With deep experience launching and evolving disruptive sports formats like T20 cricket, Andrew unpacks what the arrival of LIV really means for golf, sports marketing, and the traditional institutions that now face a very modern challenge.

Love it or hate it, the LIV model is forcing change. If you work in sport, it’s time to pay attention.

24,000 tickets sold on day one. Whatever your opinion, you can’t ignore that.

As expected, the public interest has been intense, and I’m sure a host of corporate packages are being snapped up as we speak.

As the consumer, broadcast, and commercial worlds all change at breakneck speed, this is the best thing to happen to golf in years.

But I doubt the “old guard” institutions like GolfRSA will see it the same way. 

Change challenges entrenched power and control. It makes incumbents uncomfortable. But there’s very little I can see that South African golf in the broad sense won’t benefit from with a showcase spectacle like LIV arriving on our shores.

I’m more than qualified to have an opinion on this.

You see, early in my career, I was lucky to play an instrumental role in the development and formation of the T20 Cricket product, helping roll it out to stadia around the country, then the world.

We delivered Sports Presentation programmes for the inaugural World T20, IPL, CLT20, and hundreds of Proteas domestic and international games. But it’s easy to forget this new format was not welcomed with open arms.

We fought for over a year for innovations we knew would differentiate the format, like cheerleaders on the side of the pitch, in-game pyro, DJ boxes, and more (all ideas borne here in SA).

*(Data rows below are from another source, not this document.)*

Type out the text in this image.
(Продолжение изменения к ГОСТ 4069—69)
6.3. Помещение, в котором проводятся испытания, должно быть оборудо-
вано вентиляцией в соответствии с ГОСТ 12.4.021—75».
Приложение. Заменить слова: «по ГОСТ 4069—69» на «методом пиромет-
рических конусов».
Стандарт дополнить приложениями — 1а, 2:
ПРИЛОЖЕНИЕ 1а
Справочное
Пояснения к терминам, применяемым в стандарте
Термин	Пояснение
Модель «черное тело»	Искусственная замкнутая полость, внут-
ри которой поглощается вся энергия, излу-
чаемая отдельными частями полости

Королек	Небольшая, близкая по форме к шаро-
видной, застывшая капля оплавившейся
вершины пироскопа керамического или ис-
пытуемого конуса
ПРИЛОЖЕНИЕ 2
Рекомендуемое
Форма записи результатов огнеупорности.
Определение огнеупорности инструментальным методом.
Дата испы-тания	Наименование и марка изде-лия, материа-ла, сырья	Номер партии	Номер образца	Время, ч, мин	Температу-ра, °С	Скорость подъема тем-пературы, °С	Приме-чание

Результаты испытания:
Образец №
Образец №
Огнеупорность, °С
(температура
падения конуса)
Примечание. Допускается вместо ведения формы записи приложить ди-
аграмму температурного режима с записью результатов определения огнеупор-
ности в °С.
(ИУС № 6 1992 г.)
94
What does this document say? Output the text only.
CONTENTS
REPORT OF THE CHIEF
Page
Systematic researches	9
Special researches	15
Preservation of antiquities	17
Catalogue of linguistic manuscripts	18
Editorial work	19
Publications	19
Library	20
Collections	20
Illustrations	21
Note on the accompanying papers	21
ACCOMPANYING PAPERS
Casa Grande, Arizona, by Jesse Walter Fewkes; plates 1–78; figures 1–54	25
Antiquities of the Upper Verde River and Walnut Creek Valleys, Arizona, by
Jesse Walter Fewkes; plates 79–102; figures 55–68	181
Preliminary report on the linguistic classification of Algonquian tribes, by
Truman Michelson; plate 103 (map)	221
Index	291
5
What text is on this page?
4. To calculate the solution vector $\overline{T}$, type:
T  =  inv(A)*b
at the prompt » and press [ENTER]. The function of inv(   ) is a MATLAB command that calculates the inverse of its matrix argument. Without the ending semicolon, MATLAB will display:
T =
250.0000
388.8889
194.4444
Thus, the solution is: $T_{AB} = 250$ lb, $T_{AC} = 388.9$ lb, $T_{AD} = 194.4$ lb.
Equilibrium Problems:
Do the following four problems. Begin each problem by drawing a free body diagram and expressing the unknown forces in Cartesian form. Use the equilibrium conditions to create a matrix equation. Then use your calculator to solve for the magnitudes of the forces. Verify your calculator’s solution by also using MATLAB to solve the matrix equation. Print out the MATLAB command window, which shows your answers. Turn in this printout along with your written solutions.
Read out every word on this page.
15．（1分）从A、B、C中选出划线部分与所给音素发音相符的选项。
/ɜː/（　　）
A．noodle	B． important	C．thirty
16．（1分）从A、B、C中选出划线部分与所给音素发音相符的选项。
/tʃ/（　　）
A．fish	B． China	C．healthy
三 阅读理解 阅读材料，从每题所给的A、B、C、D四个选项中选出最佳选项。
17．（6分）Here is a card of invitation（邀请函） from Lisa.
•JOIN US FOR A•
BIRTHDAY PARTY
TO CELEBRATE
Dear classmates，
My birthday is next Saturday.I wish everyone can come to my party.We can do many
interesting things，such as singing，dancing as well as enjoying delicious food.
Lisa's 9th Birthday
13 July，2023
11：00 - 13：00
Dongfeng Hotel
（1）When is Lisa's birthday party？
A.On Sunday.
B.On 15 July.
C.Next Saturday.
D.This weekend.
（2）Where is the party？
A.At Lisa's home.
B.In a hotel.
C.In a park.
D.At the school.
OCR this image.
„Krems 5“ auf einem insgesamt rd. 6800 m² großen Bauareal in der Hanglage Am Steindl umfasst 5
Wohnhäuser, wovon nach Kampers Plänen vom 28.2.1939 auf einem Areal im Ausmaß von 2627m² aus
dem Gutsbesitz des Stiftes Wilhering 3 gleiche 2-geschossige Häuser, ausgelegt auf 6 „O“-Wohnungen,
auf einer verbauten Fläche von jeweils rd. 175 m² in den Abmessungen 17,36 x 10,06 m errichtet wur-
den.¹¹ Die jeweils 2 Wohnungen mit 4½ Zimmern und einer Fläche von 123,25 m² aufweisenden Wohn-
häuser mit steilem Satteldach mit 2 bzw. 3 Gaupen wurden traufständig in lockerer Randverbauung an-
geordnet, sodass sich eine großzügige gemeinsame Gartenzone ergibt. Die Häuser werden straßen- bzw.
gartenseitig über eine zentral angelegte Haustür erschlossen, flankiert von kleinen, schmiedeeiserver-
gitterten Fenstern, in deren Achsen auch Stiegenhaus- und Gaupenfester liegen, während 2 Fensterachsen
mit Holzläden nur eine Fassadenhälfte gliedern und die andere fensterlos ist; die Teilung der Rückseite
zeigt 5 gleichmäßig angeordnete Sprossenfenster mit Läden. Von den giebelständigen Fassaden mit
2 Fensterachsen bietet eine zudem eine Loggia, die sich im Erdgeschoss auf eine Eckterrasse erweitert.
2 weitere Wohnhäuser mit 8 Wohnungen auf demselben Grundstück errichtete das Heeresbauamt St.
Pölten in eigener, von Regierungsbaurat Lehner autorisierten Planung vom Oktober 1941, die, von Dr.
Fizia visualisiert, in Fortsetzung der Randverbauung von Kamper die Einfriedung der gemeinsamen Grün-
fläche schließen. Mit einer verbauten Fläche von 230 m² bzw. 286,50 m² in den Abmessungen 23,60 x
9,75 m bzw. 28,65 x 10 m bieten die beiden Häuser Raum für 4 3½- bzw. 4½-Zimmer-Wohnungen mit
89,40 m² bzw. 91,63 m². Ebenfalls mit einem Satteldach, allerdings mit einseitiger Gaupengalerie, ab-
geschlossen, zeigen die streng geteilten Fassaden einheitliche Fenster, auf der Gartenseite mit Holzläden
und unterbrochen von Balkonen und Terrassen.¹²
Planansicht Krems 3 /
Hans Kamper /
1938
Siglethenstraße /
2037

Ideas now so commonplace, they seem odd when they’re missing. Yet at the time, at the start of this fledgling format, it literally “just wasn’t cricket.”

Over 50% of domestic media coverage of the first South African Pro20 (we couldn’t call it T20 as there was a sponsor conflict) was negative. Soundbites from captains called it “slap and tickle cricket” and said it would never last. 

Slowly, year after year, the tide turned.

Audiences realised what they, their families, and their weekends wanted had been in front of them all along. They just didn’t know it yet because they’d never seen it packaged this way.

Today, purists aside, it’s impossible to imagine a cricket landscape without Twenty20. It brought new blood into the sport. It created innovations, controversy, heroes, and villains. But more than anything, it served the broader game harder than many realise.

And that’s where LIV Golf is now – controversial, divisive, and (gasp) non-conformist. And it just sold 24,000 tickets in one day. That’s not noise – that’s a signal.

With all the controversy, its renegade status, and its disruption of the old guard, it will ultimately benefit the broader game, politics aside.

You don’t have to like LIV Golf. But if you work in sport, you’d be an idiot not to pay attention.

Bravo to the big thinkers.

There’s more than enough space in this new world for everyone.

It’s a bold new world, and you get nowhere by standing still.

For the first time in South Africa, I’ll be watching golf with keen interest.